Interim Iraqi authority mooted

THE Bush administration is considering quickly installing an interim Iraqi authority in areas under the control of US-led forces while the government in Baghdad is cut off from the rest of the country, administration officials said yesterday.

Interim Iraqi authority mooted

Installing such an authority in southern Iraq that would include some prominent Iraqi exiles before President Saddam Hussein is toppled in Baghdad may help to blunt charges the US military intends to keep full control over Iraq for the foreseeable future.

"Certainly it's an option," an administration official said. "Increasingly the country is slipping away from (Saddam's) control, and that's only going to continue."

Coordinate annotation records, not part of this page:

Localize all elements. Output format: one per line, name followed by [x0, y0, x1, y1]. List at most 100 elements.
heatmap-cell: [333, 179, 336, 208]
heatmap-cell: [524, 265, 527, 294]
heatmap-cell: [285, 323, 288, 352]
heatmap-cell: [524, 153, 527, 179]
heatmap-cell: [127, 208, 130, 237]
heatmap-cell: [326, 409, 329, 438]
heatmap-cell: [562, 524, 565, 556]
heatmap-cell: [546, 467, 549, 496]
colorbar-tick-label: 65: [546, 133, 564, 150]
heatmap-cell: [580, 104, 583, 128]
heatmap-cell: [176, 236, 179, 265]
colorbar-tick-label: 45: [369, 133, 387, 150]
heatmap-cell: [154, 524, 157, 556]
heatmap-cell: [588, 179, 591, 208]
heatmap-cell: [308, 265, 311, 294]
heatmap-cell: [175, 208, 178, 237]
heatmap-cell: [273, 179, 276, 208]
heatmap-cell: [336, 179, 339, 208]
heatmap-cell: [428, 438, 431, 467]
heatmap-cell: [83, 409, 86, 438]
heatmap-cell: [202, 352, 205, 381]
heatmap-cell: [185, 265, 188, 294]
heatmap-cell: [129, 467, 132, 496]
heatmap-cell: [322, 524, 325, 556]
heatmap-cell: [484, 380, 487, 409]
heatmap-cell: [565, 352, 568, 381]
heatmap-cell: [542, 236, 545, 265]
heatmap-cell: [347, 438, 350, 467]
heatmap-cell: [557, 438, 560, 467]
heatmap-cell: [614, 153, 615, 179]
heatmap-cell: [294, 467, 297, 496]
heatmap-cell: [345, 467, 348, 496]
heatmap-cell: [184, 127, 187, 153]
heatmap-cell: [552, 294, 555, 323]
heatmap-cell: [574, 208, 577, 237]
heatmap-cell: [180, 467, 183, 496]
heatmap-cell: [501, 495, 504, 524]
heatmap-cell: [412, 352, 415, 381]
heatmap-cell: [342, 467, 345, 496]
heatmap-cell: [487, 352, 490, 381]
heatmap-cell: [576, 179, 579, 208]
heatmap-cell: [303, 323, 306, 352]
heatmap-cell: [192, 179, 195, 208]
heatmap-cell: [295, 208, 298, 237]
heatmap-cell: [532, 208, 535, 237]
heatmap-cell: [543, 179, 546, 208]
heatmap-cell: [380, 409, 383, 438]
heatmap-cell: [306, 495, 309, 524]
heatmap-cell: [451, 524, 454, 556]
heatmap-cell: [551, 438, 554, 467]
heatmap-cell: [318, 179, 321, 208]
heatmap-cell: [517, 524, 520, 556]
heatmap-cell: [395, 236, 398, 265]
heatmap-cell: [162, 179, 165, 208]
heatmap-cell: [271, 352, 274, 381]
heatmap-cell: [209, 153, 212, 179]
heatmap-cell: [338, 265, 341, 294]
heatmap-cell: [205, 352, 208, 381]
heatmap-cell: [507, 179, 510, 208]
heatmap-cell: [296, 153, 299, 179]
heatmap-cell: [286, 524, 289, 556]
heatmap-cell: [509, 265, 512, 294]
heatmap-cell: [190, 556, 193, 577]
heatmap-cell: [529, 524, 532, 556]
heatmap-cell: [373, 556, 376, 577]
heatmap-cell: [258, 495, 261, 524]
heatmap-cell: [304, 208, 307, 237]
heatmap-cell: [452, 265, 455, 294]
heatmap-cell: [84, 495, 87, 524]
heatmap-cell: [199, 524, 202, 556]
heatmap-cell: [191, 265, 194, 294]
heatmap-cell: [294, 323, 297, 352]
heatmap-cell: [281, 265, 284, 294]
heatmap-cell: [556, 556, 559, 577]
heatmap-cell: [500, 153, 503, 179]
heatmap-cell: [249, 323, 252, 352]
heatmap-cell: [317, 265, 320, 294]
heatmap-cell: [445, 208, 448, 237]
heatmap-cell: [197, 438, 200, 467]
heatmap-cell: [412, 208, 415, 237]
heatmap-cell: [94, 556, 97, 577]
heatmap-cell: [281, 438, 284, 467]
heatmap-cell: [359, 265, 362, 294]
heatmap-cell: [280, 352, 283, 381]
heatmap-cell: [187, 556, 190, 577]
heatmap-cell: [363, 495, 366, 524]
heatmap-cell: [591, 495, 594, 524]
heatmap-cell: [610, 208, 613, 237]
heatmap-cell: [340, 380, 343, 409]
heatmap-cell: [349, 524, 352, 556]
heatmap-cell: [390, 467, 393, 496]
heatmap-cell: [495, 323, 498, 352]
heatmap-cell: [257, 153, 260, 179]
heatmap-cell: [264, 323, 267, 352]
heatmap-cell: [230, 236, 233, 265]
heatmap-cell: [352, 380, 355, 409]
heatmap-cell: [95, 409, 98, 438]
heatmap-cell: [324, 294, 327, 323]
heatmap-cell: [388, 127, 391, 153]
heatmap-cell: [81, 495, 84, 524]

Air Force Gen Richard Myers, chairman of the US military's Joint Chiefs of Staff, estimated US-led forces had so far taken 45% of Iraqi territory.

The administration remains divided, however, over what positions to give Iraqi exile leaders, as well as over the role the United Nations would play in governance and reconstruction.

While the US military plotted its next move, the White House warned of potentially deadly battles ahead for US-led forces amassed on the outskirts of Baghdad.

"I still want to caution everybody. We are still in the middle of a battle a battle that remains deadly. It's not over," a senior administration official said.

The official said the US military had a range of tactics at its disposal to accomplish Bush's main goals for the war eliminating the country's alleged weapons of mass destruction and removing Saddam from power.

US President George W Bush, who declared on Thursday that "a vice is closing" around Baghdad, planned to meet at the White House late yesterday with a group of Shia, Sunni, and Christian Iraqis, who fled the country and now live in the United States.

America's ally in the war, British Prime Minister Tony Blair, pledged yesterday that a post-war Iraq would be run by Iraqis, not Britons or Americans, and that British troops would not stay in the country any longer than necessary.

Britain is treading a tightrope between apparent US plans to have an American-controlled administration in the aftermath of the war and insistence from many European powers that the United Nations should be in charge.